On Wednesday the Census Bureau released its massive annual report on poverty, income, and health insurance. The report is one of the most comprehensive annual breakdowns of how Americans stand financially. The news was decidedly mixed, showing some improvements, some stagnation, and some falling back. The full report can be seen here. Here are the five most important takeaways:
(1) Poverty was basically unchanged in 2011.
In 2011 there were 46.2 million people living in poverty—defined as a family of four with an income of $23,021 or less. The poverty rate was 15 percent, which is basically flat from 2010. Last year was actually the first in the last four in which neither the poverty rate nor the number of people living in poverty didn’t go up. Ron Haskins, a senior fellow at the Brookings Institution, said that despite the fact that poverty didn’t increase, it was “still higher than it has been in all but two years since the mid-1960s.”

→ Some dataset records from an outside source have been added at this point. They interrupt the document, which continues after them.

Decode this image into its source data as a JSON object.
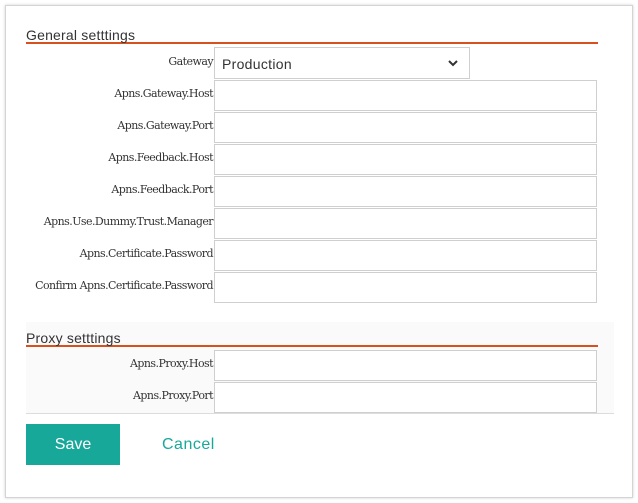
{
  "general": {
    "title": "General setttings",
    "gateway": {
      "label": "Gateway",
      "selected": "Production"
    },
    "fields": [
      {
        "label": "Apns.Gateway.Host",
        "value": ""
      },
      {
        "label": "Apns.Gateway.Port",
        "value": ""
      },
      {
        "label": "Apns.Feedback.Host",
        "value": ""
      },
      {
        "label": "Apns.Feedback.Port",
        "value": ""
      },
      {
        "label": "Apns.Use.Dummy.Trust.Manager",
        "value": ""
      },
      {
        "label": "Apns.Certificate.Password",
        "value": ""
      },
      {
        "label": "Confirm Apns.Certificate.Password",
        "value": ""
      }
    ]
  },
  "proxy": {
    "title": "Proxy setttings",
    "fields": [
      {
        "label": "Apns.Proxy.Host",
        "value": ""
      },
      {
        "label": "Apns.Proxy.Port",
        "value": ""
      }
    ]
  },
  "actions": {
    "save_label": "Save",
    "cancel_label": "Cancel"
  },
  "colors": {
    "accent": "#d8501e",
    "primary": "#17a89a"
  },
  "icons": {
    "dropdown": "chevron-down-icon"
  }
}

(2) Median incomes declined—again.
The real median household income in 2011 was $50,054, a 1.5 percent drop from 2010 and an 8.1 percent drop from 2007, the prerecession peak. This also represented an 8.9 percent drop from 1999, the all-time peak. The Census Bureau’s data show that typical households haven’t just experienced a crushing recession, but a lost decade in terms of stagnant incomes.

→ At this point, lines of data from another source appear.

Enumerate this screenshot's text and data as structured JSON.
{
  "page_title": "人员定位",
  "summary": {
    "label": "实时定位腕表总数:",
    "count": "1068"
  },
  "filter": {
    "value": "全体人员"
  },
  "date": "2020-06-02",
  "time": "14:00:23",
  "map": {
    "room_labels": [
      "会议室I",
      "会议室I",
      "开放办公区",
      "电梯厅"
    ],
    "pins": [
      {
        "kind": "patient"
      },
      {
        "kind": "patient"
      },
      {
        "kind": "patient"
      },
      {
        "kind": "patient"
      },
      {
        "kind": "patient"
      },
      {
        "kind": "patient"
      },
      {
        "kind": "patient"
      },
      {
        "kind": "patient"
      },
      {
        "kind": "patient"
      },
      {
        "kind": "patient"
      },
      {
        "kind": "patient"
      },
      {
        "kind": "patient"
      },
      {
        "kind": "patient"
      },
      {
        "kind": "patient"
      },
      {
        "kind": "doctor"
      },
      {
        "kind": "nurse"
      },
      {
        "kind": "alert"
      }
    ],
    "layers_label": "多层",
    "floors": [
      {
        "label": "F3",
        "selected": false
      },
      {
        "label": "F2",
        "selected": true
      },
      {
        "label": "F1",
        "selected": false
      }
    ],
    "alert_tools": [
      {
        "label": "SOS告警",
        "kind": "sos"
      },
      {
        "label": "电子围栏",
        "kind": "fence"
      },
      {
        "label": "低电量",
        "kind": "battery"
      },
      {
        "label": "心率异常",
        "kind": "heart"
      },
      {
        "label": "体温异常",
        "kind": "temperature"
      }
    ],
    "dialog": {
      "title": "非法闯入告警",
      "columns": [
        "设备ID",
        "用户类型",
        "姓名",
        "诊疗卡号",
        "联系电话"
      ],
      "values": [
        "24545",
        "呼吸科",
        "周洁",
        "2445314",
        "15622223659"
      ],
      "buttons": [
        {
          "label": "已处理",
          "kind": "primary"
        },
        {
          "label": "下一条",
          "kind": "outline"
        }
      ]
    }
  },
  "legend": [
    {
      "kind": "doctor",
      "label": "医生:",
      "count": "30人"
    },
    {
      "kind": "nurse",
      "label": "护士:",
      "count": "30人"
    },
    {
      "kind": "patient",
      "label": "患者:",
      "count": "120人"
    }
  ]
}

(3) Income inequality went up.
According to two different measures, income inequality was higher in 2011 than the year before. In other words, it was a good year for the 1 percent. According to the Gini index, a measure of inequality in which 0 represents total income equality and 1 represents one household having all the income, income inequality was up 1.6 percent in 2011 from 2010. (The Gini index came in at 0.477). The top 20 percent saw their income share rise 1.6 percent to 51.1 percent, while the income share for the top 5 percent rose 4.9 percent, to 22.3 percent of the national pie. The broad middle—the two quintiles that included the 40 to 80 percent—saw its share of national income drop from 38 percent to 37.3 percent.

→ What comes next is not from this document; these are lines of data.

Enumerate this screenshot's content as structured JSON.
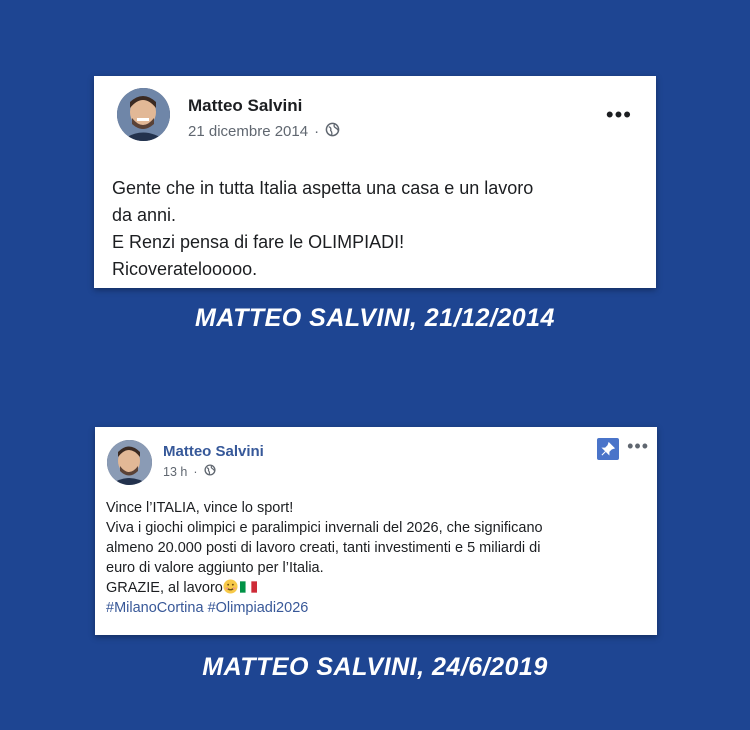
{
  "post1": {
    "author": "Matteo Salvini",
    "date": "21 dicembre 2014",
    "separator": "·",
    "privacy_icon": "globe-icon",
    "more_label": "•••",
    "lines": [
      "Gente che in tutta Italia aspetta una casa e un lavoro",
      "da anni.",
      "E Renzi pensa di fare le OLIMPIADI!",
      "Ricoveratelooooo."
    ]
  },
  "caption1": "MATTEO SALVINI, 21/12/2014",
  "post2": {
    "author": "Matteo Salvini",
    "time": "13 h",
    "separator": "·",
    "privacy_icon": "globe-icon",
    "pin_icon": "pin-icon",
    "more_label": "•••",
    "lines": [
      "Vince l’ITALIA, vince lo sport!",
      "Viva i giochi olimpici e paralimpici invernali del 2026, che significano",
      "almeno 20.000 posti di lavoro creati, tanti investimenti e 5 miliardi di",
      "euro di valore aggiunto per l’Italia."
    ],
    "grazie": "GRAZIE, al lavoro",
    "emoji": [
      "smiling-face-icon",
      "italian-flag-icon"
    ],
    "hashtags": [
      "#MilanoCortina",
      "#Olimpiadi2026"
    ]
  },
  "caption2": "MATTEO SALVINI, 24/6/2019",
  "colors": {
    "background": "#1e4592",
    "card": "#ffffff",
    "link": "#385898"
  }
}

(4) More people have health insurance.
Perhaps the most striking—and positive—data in the report concerned health insurance. About 48.6 million people did not have health insurance in 2011. That’s terrible. But it’s actually down from 50 million in 2010. Accordingly, the portion of the population without insurance also declined to 15.7 percent from 16.3 percent in 2011. It was also the first time in 10 years that the portion of people with private health insurance has not gone down—in 2011 the private insurance rate was 63.9 percent. These numbers most likely reflect the fact that the economy added 1.8 milion jobs in 2011.
The Census Bureau’s data show that typical households haven’t just experienced a crushing recession, but a lost decade in terms of stagnant incomes.
(5) Young people are still living with their parents.
The number of “shared households,” which the Census Bureau defines as households with at least one adult who isn’t in school or one of two other adults, didn’t go up in 2011. Still, it has risen by 2.6 million from 19.7 million in 2007 to 22.3 million in 2012, an increase of 13.2 percent. These households are now 18.4 percent of all households, up from 17 percent in 2007.